138.

Week 7: Day 43 / 02:18

Noah dreams of a room.

It has 4 white walls, bright in the light of a 100-watt bulb, recessed in a white ceiling. There are no windows, just whiteness, immaculate, pristine. Nothing mars the walls. Not a jot, not a blot. Nothing, unless you look very, very closely. And there, just where wall meets wall (tap 5) meets floor, is a small, shadowy blot, ragged at the edges and about the size of a thumbnail.

Something happens in that room on a day when Noah does not complete his chores correctly. Millimetre by millimetre the Dark grows. It creeps along the floor and up the wall, barely discernible, but definitely there. The sort of thing Noah would bend down to look at, to check. There is something there, and now that he’s noticed it, it starts to grow faster.

It’s hard to tell what colour it is. In some lights it’s a crusty red, the colour of a fresh scab, in others it’s a deep purple. Almost black. Sometimes, when the light catches it at a certain angle, it’s every colour of a rainbow gone oily and dull. On bad days, when Noah hasn’t completed his tasks correctly, when he hasn’t had time to go back and start again, the Dark slinks almost to the centre of the white room. And there it sits, grubby against the white.

On bad days, it takes on more of a shape. Sometimes it grows skinny arms and stalk-like legs, sometimes it’s lumpy, a sulky mass of imperfection, sluggish and morose. It skitters, or it slumbers. It all depends on the nature of his offence.

In the middle of the room, gleaming and gold, stands a set of scales. On really bad days, the creature squirms up the shining leg of the scales and drops – with a light clink, or a squelching thud – into one of the brass cups.

The other cup is always empty, and the longer the Dark sits there, the larger it grows, until one cup sits alarmingly close to the floor, and the other is pulled upwards, to the very limit of its filigree chain. The scale teeters on its one shiny foot and threatens to topple over. If it does, the Dark will split – burst and splatter – and Noah will never be able to clean the room, no matter how hard he tries.

That’s his job – to keep the room pure. Because what no one but Noah can see is what lurks behind and above the joins in the wall. Those long arms clamped hard to the outer walls, those long strong legs squeezing the white room between muscular thighs, a shaggy head on top of the white block, a hungry belly flat against the wall, pointed nails plucking.

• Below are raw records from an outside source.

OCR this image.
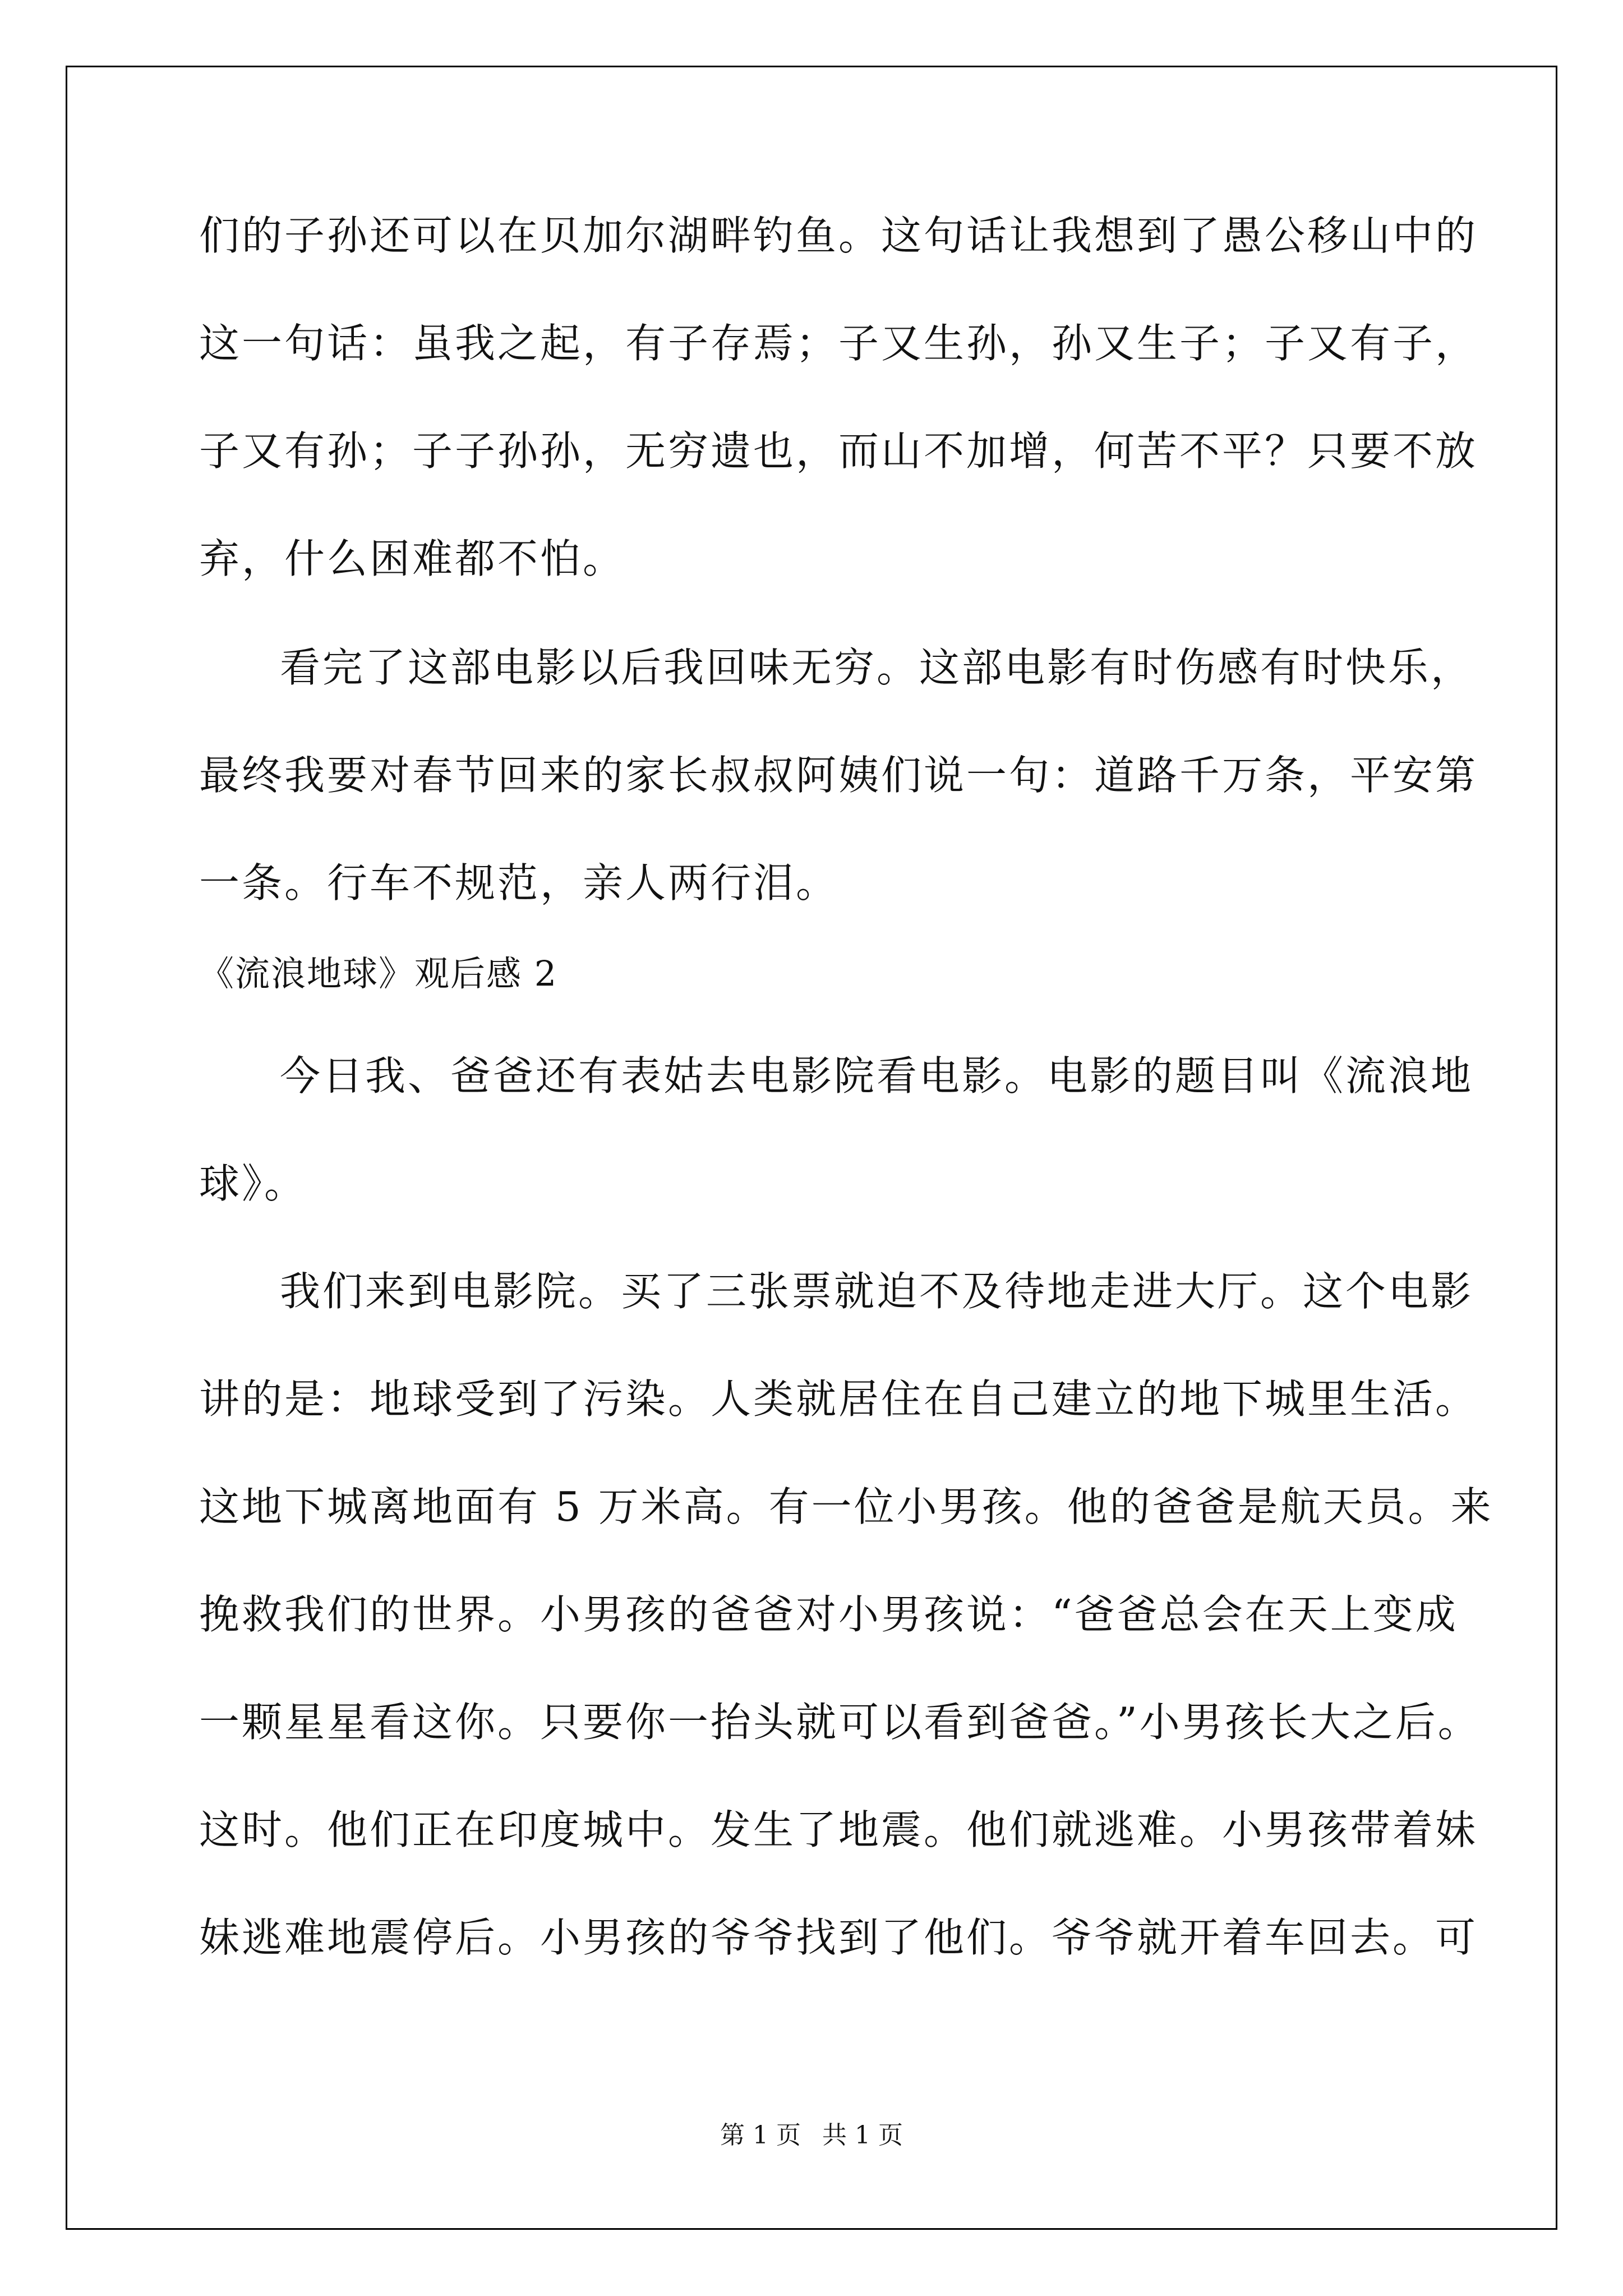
们的子孙还可以在贝加尔湖畔钓鱼。这句话让我想到了愚公移山中的
这一句话：虽我之起，有子存焉；子又生孙，孙又生子；子又有子，
子又有孙；子子孙孙，无穷遗也，而山不加增，何苦不平？只要不放
弃，什么困难都不怕。
看完了这部电影以后我回味无穷。这部电影有时伤感有时快乐，
最终我要对春节回来的家长叔叔阿姨们说一句：道路千万条，平安第
一条。行车不规范，亲人两行泪。
《流浪地球》观后感 2
今日我、爸爸还有表姑去电影院看电影。电影的题目叫《流浪地
球》。
我们来到电影院。买了三张票就迫不及待地走进大厅。这个电影
讲的是：地球受到了污染。人类就居住在自己建立的地下城里生活。
这地下城离地面有 5 万米高。有一位小男孩。他的爸爸是航天员。来
挽救我们的世界。小男孩的爸爸对小男孩说：“爸爸总会在天上变成
一颗星星看这你。只要你一抬头就可以看到爸爸。”小男孩长大之后。
这时。他们正在印度城中。发生了地震。他们就逃难。小男孩带着妹
妹逃难地震停后。小男孩的爷爷找到了他们。爷爷就开着车回去。可
第 1 页 共 1 页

No matter how high Noah builds the room, the Dark grows taller. No matter how thick he makes the walls, the Dark grows wider and broader, squeezing them until they threaten to crack.

Noah searches every day, but he can’t find the small hole that allows it into his space.

It has Noah in a death grip, and one of these days it will become so heavy, squeeze so hard, that Noah’s room will crack into useless chunks of brick and mortar and he will never be able to build it back up again.

In another corner, so far that Noah can hardly see it, there’s a table with four seats around it. His family are sitting there. They’re laughing and Noah can smell the supper his mother has made. They’re far away from the creeping Dark, far from the teetering scales. Noah has managed to keep them safe. He pushes against the Dark, using his 5s. But in the hours after he closes his eyes at night and before he opens them fully in the morning, his powers are weak. That’s when he needs to start counting and checking. First thing in the morning, the checks are essential.

Not much longer now, Noah. You can’t keep this up for ever.